US authorities have asked Binance to hand over the records. This was related to the company’s anti-money laundering actions, as well as messages including the CEO Changpeng Zhao (Czechoslovakia).
Reuters reported Thursday that a request from Department of Justice It was conducted in December 2020. It was intended for CZ and 12 other exchanges and partners to disclose the correspondence. Discussing how the exchange handles illegal transactions and recruits US consumers.
Binance has also been called upon to provide any and all data relating to any and all files that have been marked as “Documents.” [to] are destroyed, altered, or removed from Binance files” or “transferred from the US.” In 2017, prosecutors requested a total of 29 papers relating to the company’s management, structure, finances, operations, and compliance processes.
Building trust with regulators
Inquiries about whether Binance complies with US financial regulations prompted the request. Several people familiar with the situation claim that the US government investigated Binance to see if it violated the Bank Secrecy Act. Furthermore, cryptocurrency exchanges must register with the Treasury and comply with anti-money laundering rules.
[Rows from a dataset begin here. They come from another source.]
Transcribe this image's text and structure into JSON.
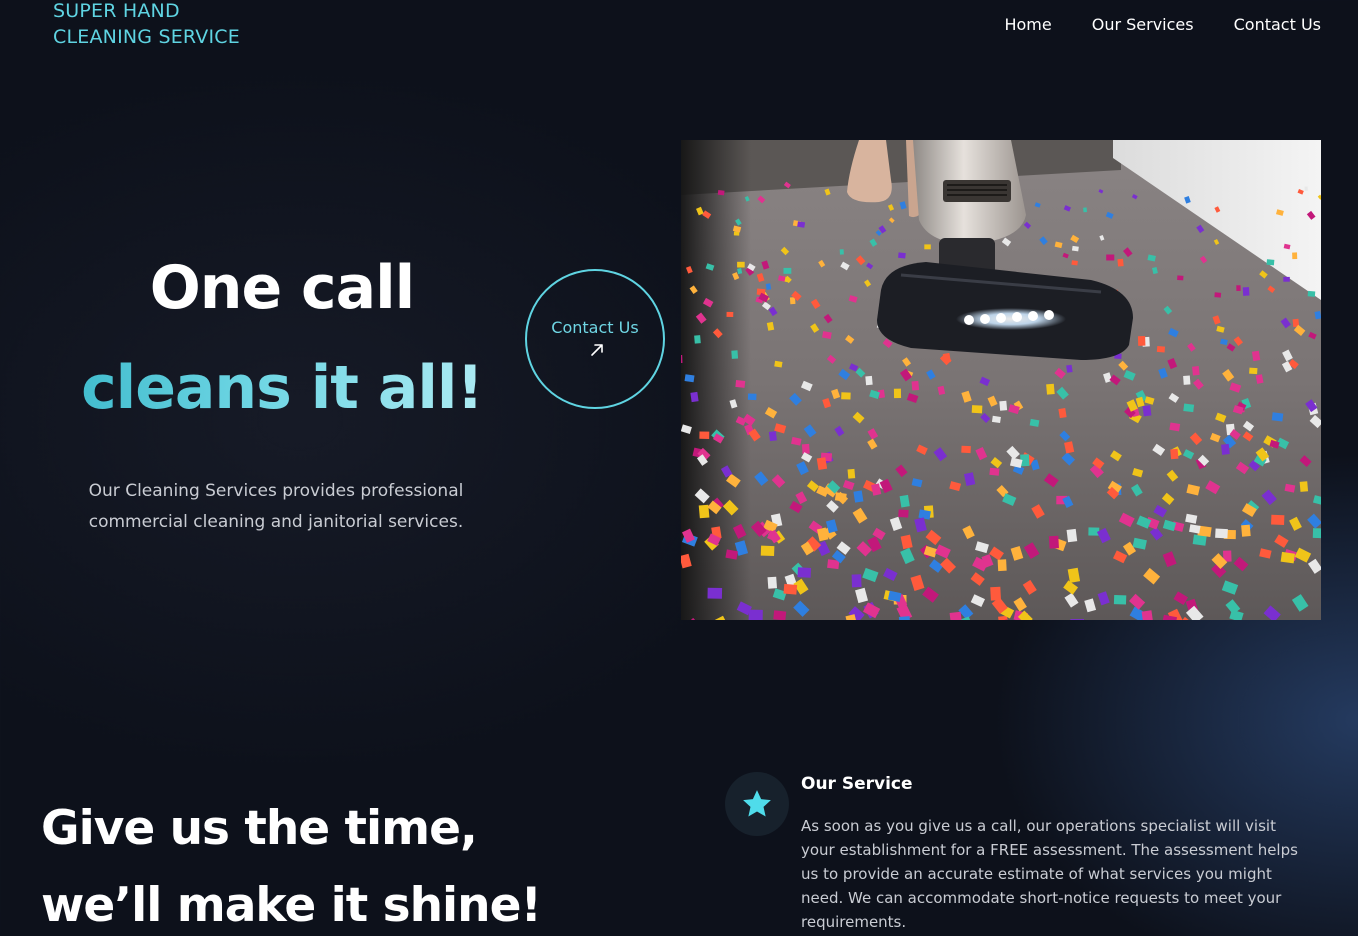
{
  "brand": {
    "line1": "SUPER HAND",
    "line2": "CLEANING SERVICE",
    "accent_color": "#5fd4e2"
  },
  "nav": {
    "items": [
      {
        "label": "Home"
      },
      {
        "label": "Our Services"
      },
      {
        "label": "Contact Us"
      }
    ]
  },
  "hero": {
    "headline_line1": "One call",
    "headline_line2": "cleans it all!",
    "description": "Our Cleaning Services provides professional commercial cleaning and janitorial services.",
    "cta_label": "Contact Us",
    "cta_icon": "arrow-up-right-icon",
    "image_icon": "vacuum-carpet-confetti-photo"
  },
  "tagline": {
    "line1": "Give us the time,",
    "line2": "we’ll make it shine!"
  },
  "service": {
    "icon": "star-icon",
    "title": "Our Service",
    "body": "As soon as you give us a call, our operations specialist will visit your establishment for a FREE assessment. The assessment helps us to provide an accurate estimate of what services you might need. We can accommodate short-notice requests to meet your requirements."
  },
  "colors": {
    "background": "#0d111b",
    "text": "#ffffff",
    "muted_text": "#c9ccd3",
    "accent": "#5fd4e2"
  }
}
Furthermore, the maximum limit for breaking the law is 10 years in prison.
Chief Communications Officer at Binance, Patrick Hillmanresponded to a Reuters request for comment by saying that accessing regulated cipher suites was a “standard process”.
Another story today about a crypto company receiving an inquiry from a regulator. Asking to voluntarily share certain information in 2020, which we did. It is important for the industry to build trust with regulators.
My chat messages are almost public anyway. pic.twitter.com/h35Xd4tZhf
– CZ 🔶 Binance (cz_binance) September 1, 2022
However, on Thursday, CZ verified the report’s confirmation on Twitter. The CEO stated that the exchange had already freely handed over the information. He added that it was “a request to voluntarily share certain information in 2020, which we did,” noting that US attorneys general have made it “important for the industry to build trust with regulators.”